Today’s midday musical interlude was an homage to The Rolling Stones, as played on the carillon of the Domtoren. I was walking through town to meet up with a friend and got to enjoy some of the music. I heard Start Me Up and Ruby Tuesday, but they also played Wild Horses, Satisfation, and Angie. “Aaaaaaaaaaaaangie!” Sorry, I can’t even see that song mentioned without singing along dramatically. I suspect it might have had something to do with one of my friends at university having the name Angie. “Aaaaaaaaaangie!”
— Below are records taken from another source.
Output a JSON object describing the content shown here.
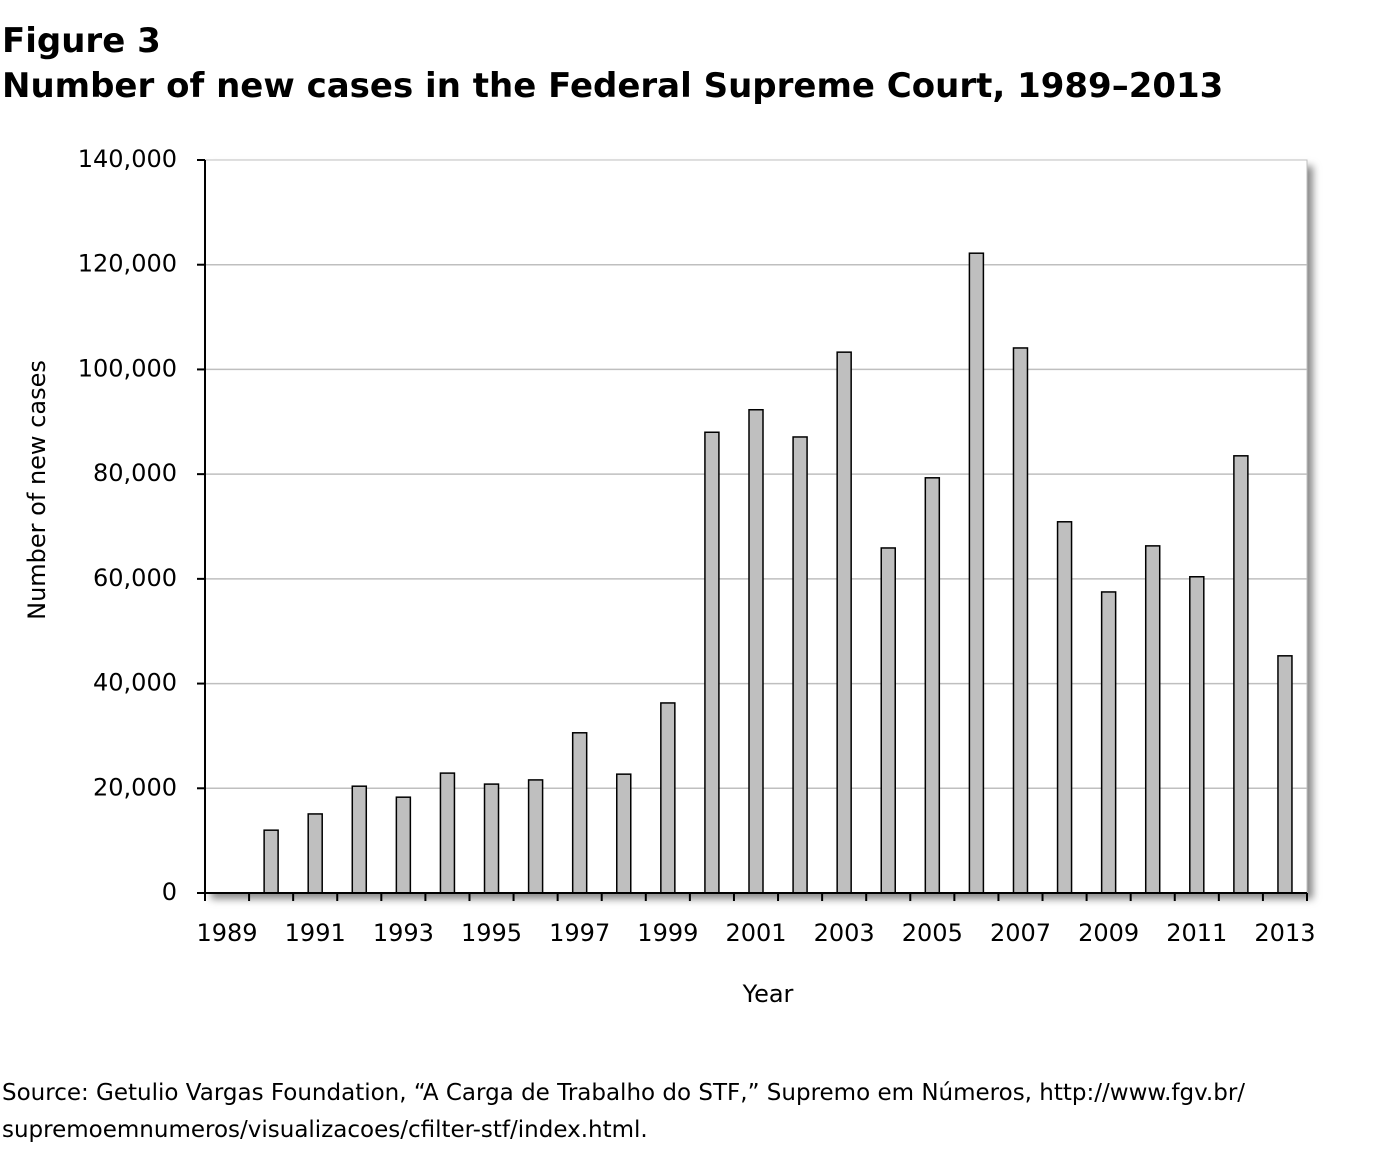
{
  "chart_data": {
    "type": "bar",
    "figure_label": "Figure 3",
    "title": "Number of new cases in the Federal Supreme Court, 1989–2013",
    "x_label": "Year",
    "y_label": "Number of new cases",
    "categories": [
      "1989",
      null,
      "1991",
      null,
      "1993",
      null,
      "1995",
      null,
      "1997",
      null,
      "1999",
      null,
      "2001",
      null,
      "2003",
      null,
      "2005",
      null,
      "2007",
      null,
      "2009",
      null,
      "2011",
      null,
      "2013"
    ],
    "values": [
      null,
      12000,
      15100,
      20400,
      18300,
      22900,
      20800,
      21600,
      30600,
      22700,
      36300,
      88000,
      92300,
      87100,
      103300,
      65900,
      79300,
      122200,
      104100,
      70900,
      57500,
      66300,
      60400,
      83500,
      45300
    ],
    "color": "#bfbfbf",
    "ylim": [
      0,
      140000
    ],
    "yticks": [
      0,
      {
        "value": 20000,
        "label": "20,000"
      },
      {
        "value": 40000,
        "label": "40,000"
      },
      {
        "value": 60000,
        "label": "60,000"
      },
      {
        "value": 80000,
        "label": "80,000"
      },
      {
        "value": 100000,
        "label": "100,000"
      },
      {
        "value": 120000,
        "label": "120,000"
      },
      {
        "value": 140000,
        "label": "140,000"
      }
    ],
    "grid": true,
    "source": [
      "Source: Getulio Vargas Foundation, “A Carga de Trabalho do STF,” Supremo em Números, http://www.fgv.br/",
      "supremoemnumeros/visualizacoes/cfilter-stf/index.html."
    ]
  }
}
If you’re not sure what a carillon is, here’s the Wikipedia description, which is probably a more succinct explanation than I could provide:
A carillon (/ˈkærɨlɒn/, /ˈkærɨljɒn/, or /kəˈrɪljən/; French: [kaʁijɔ̃]) is a musical instrument that is typically housed in a bell tower, or the belfry of a church or other municipal building. The instrument consists of at least 23 cast bronze, cup-shaped bells, which are played serially to play a melody, or sounded together to play a chord. A carillon is played by striking a keyboard – the keys of which are sometimes called batons – with the fists, and by pressing the keys of a pedal keyboard with the feet. The keys mechanically activate levers and wires that connect to metal clappers that strike the inside of the bells, allowing the performer on the bells, or carillonneur,  to vary the intensity of the note according to the force applied to the key.
Thanks to Twitter, I discovered a bit about Malgosia Fiebig, who is now serving as the city carilloneur for Utrecht and Nijmegen, having taken over the position from Arie Abbenes, who retired last year. She’ll be the one performing Tubular Bells at the end of the summer.
Still, there’s nothing like walking down the street, cursing the rain, when you suddenly realize that you’re hearing “Start Me Up” being played on bells ringing out over the city from the bell tower built in the 1300s. That’s one of those random things that I just love about living here. Rock on, Domtoren!